Influence of solvent and impurity on the crystallization and properties of crystallized products

Many pharmaceutical processes involve crystallization from solution. In this thesis, the influence of the solvent and impurities on the crystallization process is described, using the solvent-mediated polymorphic transformation of sulfamerazine as the model system. The transition temperature of sulfamerazine polymorphs I and II was estimated from the heat of solution and solubility data to be 52.5°C. The polymorphic transformation rate from metastable polymorph I to stable polymorph II is controlled by a balance of solubility and strength of hydrogen bonding interactions between the solvent and the solute.

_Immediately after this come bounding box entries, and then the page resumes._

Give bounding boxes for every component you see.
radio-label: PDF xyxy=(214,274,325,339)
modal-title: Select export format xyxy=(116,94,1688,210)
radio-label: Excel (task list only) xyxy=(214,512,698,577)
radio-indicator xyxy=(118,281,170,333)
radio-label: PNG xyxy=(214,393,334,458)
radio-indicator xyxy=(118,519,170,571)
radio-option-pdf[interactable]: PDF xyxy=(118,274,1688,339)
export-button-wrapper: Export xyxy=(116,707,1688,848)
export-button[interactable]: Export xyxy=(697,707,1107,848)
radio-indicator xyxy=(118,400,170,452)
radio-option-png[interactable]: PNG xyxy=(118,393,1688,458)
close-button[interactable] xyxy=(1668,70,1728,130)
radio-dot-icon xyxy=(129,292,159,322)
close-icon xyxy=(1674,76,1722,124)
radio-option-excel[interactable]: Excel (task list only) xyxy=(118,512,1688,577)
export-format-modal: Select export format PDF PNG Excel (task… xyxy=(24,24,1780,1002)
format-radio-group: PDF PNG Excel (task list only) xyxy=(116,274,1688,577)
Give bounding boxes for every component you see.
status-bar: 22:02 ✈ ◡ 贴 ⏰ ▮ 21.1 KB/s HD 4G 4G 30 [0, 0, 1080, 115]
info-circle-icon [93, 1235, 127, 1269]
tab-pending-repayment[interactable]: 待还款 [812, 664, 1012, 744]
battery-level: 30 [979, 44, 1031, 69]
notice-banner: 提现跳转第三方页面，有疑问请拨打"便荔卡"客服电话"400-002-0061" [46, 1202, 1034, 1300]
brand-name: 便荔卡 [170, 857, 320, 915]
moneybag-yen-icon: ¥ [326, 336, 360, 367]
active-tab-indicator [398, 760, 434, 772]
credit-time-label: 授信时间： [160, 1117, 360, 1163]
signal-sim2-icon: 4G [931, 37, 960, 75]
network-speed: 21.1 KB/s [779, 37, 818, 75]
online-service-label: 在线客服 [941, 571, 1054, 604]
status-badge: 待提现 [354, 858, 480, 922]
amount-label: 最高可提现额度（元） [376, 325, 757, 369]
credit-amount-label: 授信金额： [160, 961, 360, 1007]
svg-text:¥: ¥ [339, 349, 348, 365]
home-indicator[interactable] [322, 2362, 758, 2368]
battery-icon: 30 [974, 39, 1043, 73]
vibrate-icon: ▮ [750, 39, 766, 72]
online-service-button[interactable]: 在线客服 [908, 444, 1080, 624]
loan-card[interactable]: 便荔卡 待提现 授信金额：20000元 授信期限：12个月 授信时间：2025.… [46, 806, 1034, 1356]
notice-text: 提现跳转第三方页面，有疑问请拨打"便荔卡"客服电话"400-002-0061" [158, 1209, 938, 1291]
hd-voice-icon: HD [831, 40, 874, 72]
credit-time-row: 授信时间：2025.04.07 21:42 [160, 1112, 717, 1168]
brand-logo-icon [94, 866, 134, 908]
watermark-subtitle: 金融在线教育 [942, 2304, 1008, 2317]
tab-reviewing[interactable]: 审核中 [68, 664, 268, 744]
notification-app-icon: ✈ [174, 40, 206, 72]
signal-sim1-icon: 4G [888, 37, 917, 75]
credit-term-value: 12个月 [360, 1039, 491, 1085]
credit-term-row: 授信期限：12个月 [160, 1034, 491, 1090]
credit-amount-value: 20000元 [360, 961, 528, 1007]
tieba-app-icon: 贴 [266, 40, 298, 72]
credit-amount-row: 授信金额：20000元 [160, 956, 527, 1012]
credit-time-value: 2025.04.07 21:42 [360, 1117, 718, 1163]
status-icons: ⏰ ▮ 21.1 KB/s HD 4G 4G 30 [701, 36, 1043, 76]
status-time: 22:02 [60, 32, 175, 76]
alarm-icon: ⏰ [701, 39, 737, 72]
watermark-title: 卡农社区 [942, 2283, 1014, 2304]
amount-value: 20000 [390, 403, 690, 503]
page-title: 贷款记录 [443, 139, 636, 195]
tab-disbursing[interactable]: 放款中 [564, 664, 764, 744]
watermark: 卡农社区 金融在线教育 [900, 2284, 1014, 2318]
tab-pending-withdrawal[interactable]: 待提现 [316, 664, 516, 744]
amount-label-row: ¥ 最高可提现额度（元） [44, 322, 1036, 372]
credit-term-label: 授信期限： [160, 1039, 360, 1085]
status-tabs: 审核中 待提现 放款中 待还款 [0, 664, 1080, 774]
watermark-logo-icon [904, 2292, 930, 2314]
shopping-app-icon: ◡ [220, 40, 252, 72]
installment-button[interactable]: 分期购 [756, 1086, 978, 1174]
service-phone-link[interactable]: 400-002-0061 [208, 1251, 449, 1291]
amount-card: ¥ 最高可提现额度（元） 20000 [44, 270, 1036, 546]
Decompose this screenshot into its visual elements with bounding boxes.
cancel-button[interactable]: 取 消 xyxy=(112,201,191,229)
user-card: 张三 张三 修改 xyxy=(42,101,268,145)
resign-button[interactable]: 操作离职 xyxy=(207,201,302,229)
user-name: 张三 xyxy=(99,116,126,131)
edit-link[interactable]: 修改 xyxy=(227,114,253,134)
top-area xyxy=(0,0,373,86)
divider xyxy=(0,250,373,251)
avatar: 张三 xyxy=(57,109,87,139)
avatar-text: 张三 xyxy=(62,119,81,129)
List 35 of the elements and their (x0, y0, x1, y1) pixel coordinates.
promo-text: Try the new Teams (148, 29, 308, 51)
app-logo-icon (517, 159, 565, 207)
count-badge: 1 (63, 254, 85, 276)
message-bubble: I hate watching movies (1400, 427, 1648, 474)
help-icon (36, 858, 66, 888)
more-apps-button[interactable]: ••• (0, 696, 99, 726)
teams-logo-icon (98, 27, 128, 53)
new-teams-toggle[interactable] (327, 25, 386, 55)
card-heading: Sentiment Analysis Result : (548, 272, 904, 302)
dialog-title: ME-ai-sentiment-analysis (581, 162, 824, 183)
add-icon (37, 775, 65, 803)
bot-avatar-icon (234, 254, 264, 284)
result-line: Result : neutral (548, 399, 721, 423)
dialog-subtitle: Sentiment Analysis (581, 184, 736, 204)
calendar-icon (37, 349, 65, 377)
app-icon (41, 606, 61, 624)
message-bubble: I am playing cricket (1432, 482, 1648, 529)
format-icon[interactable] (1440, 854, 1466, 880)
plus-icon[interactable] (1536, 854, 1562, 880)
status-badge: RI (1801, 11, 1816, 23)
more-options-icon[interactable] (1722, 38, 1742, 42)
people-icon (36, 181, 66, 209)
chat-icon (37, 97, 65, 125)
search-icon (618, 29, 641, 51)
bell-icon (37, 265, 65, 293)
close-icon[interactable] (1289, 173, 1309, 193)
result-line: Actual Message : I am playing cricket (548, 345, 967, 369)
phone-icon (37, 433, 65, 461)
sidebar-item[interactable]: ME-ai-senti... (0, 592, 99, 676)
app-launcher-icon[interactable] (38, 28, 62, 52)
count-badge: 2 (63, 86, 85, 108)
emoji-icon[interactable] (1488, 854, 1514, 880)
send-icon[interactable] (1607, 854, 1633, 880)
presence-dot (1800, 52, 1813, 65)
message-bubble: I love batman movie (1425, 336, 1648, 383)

Trace amounts of structurally-related impurities significantly inhibit the polymorph transformation in solution by decreasing the crystallization rate of Polymorph II. The calculated binding energy of the impurity to the surface of sulfamerazine Polymorph II predicts the rank order of the inhibitory effect of the impurity. The relationship between the inhibitory effect of the impurity and the concentration of the impurity in the solution can be described by a model based on the Langmuir adsorption isotherm.; The relationship between the extent of impurity incorporation and the particle size was also determined. For the three model systems with segregation coefficients <1, larger crystals incorporate more impurities and liquid inclusions than smaller particles in the same batch. However, the incorporation of impurity follows a mechanism that is different from the formation of liquid inclusions.; The effects of incorporated impurity on the physicochemical properties of the host crystals are examined. (+)-(SS)-Pseudoephedrine hydrochloride, when crystallized from aqueous solution in the presence of (-)-(RS)-ephedrine hydrochloride, can take up the latter into its crystal lattice with a segregation coefficient of 0.31. The impure crystals possess a higher enthalpy and entropy than the pure crystals. However, the intrinsic dissolution rate of the doped crystals is lower than that of pure crystals, suggesting the formation of a stable solid solution.; These studies emphasize the need for careful control of the effects of the solvent and impurity during various pharmaceutical processes involving crystallization to obtain the desired products.